AWS infrastructure and data loading
Each AWS component plays a specific role in the pipeline:
- Aerolab provisions and manages the Aerospike cluster on EC2, keeping configuration consistent across nodes.
- Amazon S3 acts as durable staging for CSV data, loader artifacts, and logs that Spark executors read and write.
- Aerospike Database provides the persistent graph store that receives vertex and edge records over the bulk loader protocol.
- EMR with Apache Spark supplies the distributed compute layer that validates, transforms, and streams S3 data into Aerospike.
Distributed bulk loading workflow
With the AWS building blocks in place, the load job connects them in a predictable sequence:
- An EMR Spark driver pulls the bulk loader JAR and config from S3, then distributes tasks to executors.
- Executors stream vertex and edge CSV files from S3, apply validation/transformation logic, and stage intermediate results in executor memory or temporary S3 paths as needed.
- Each executor writes validated graph records directly to the Aerospike cluster provisioned by Aerolab, respecting namespace and set mappings you defined.

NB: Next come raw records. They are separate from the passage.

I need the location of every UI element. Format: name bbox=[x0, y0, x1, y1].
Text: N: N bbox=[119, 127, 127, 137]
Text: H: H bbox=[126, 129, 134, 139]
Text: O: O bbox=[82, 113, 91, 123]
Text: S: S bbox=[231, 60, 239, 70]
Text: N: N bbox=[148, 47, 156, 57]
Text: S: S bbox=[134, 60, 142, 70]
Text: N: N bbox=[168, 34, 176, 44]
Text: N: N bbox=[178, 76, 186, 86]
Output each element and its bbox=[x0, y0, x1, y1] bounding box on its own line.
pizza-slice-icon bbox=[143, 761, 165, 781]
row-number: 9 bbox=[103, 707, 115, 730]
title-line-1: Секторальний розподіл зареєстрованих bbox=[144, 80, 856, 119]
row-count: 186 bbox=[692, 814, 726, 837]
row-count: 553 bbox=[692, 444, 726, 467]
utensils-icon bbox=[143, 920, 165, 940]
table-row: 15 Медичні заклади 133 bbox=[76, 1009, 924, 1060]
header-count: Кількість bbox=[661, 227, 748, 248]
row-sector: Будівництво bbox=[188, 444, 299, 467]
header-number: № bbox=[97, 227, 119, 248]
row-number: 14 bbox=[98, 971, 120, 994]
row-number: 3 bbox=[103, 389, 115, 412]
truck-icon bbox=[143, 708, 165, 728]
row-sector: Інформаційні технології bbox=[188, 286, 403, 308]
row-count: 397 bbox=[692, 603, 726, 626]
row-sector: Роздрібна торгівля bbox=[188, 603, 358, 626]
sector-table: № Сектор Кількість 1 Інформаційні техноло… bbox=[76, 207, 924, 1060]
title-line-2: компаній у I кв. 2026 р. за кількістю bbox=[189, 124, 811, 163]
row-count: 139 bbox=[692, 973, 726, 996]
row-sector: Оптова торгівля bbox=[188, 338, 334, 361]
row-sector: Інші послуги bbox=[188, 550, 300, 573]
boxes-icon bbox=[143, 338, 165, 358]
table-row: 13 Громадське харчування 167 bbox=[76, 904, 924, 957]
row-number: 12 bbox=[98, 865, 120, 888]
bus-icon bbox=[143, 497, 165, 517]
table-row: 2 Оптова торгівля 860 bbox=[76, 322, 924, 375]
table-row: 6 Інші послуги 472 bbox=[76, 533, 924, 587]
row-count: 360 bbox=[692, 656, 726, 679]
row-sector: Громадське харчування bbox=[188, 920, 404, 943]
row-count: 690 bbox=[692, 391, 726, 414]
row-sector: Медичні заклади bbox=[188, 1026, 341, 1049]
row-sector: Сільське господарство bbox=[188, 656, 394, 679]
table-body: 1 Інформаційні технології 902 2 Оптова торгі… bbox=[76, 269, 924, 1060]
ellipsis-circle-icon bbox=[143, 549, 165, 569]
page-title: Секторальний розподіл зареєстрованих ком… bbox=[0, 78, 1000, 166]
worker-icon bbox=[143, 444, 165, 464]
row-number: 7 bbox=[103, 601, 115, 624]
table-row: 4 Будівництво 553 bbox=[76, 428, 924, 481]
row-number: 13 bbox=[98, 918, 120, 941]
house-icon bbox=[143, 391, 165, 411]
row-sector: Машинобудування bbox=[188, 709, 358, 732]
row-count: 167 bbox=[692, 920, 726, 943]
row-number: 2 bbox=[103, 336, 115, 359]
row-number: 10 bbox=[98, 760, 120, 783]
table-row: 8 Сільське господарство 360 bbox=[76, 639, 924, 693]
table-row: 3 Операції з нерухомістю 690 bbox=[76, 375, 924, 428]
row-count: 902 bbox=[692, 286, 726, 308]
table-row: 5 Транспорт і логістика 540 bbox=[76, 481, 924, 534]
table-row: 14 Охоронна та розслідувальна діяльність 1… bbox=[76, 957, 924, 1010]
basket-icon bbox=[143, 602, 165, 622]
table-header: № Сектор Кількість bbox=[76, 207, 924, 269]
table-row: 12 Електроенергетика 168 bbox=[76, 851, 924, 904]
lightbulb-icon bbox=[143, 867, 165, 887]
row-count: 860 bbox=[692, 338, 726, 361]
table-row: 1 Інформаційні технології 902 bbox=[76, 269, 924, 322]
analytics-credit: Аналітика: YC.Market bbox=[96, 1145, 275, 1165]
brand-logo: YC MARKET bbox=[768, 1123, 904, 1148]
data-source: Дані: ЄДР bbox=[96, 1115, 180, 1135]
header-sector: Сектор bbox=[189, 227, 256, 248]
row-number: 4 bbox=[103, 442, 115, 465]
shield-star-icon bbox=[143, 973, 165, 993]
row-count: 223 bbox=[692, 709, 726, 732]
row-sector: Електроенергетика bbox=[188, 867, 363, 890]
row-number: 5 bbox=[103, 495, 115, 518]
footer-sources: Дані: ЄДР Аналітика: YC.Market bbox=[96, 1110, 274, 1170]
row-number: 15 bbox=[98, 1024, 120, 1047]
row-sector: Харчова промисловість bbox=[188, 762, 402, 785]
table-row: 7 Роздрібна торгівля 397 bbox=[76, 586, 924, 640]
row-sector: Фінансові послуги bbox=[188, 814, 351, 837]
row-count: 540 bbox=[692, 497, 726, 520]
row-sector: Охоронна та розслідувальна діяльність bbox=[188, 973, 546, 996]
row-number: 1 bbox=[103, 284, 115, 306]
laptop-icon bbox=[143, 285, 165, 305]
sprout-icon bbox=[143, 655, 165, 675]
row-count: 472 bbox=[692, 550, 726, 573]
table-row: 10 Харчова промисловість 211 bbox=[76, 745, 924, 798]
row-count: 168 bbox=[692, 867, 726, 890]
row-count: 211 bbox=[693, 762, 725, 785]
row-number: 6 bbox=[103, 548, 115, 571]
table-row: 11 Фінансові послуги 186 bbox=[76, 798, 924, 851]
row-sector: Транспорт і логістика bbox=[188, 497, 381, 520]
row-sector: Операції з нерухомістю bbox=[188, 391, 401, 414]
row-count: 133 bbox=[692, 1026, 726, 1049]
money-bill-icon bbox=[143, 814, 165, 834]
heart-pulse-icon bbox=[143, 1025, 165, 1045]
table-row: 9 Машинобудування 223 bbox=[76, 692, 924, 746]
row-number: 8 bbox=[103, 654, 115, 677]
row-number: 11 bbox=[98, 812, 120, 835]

- Spark pushes progress logs and final status artifacts back into S3 so you can monitor runs with the AWS CLI or console.
Internally, the loader still follows its core phases: preflight checks, temporary data writes, supernode extraction, edge cache generation, vertex writes, and edge writes. Framing those steps alongside S3, EMR, and Aerospike highlights which AWS components support each phase of the workflow.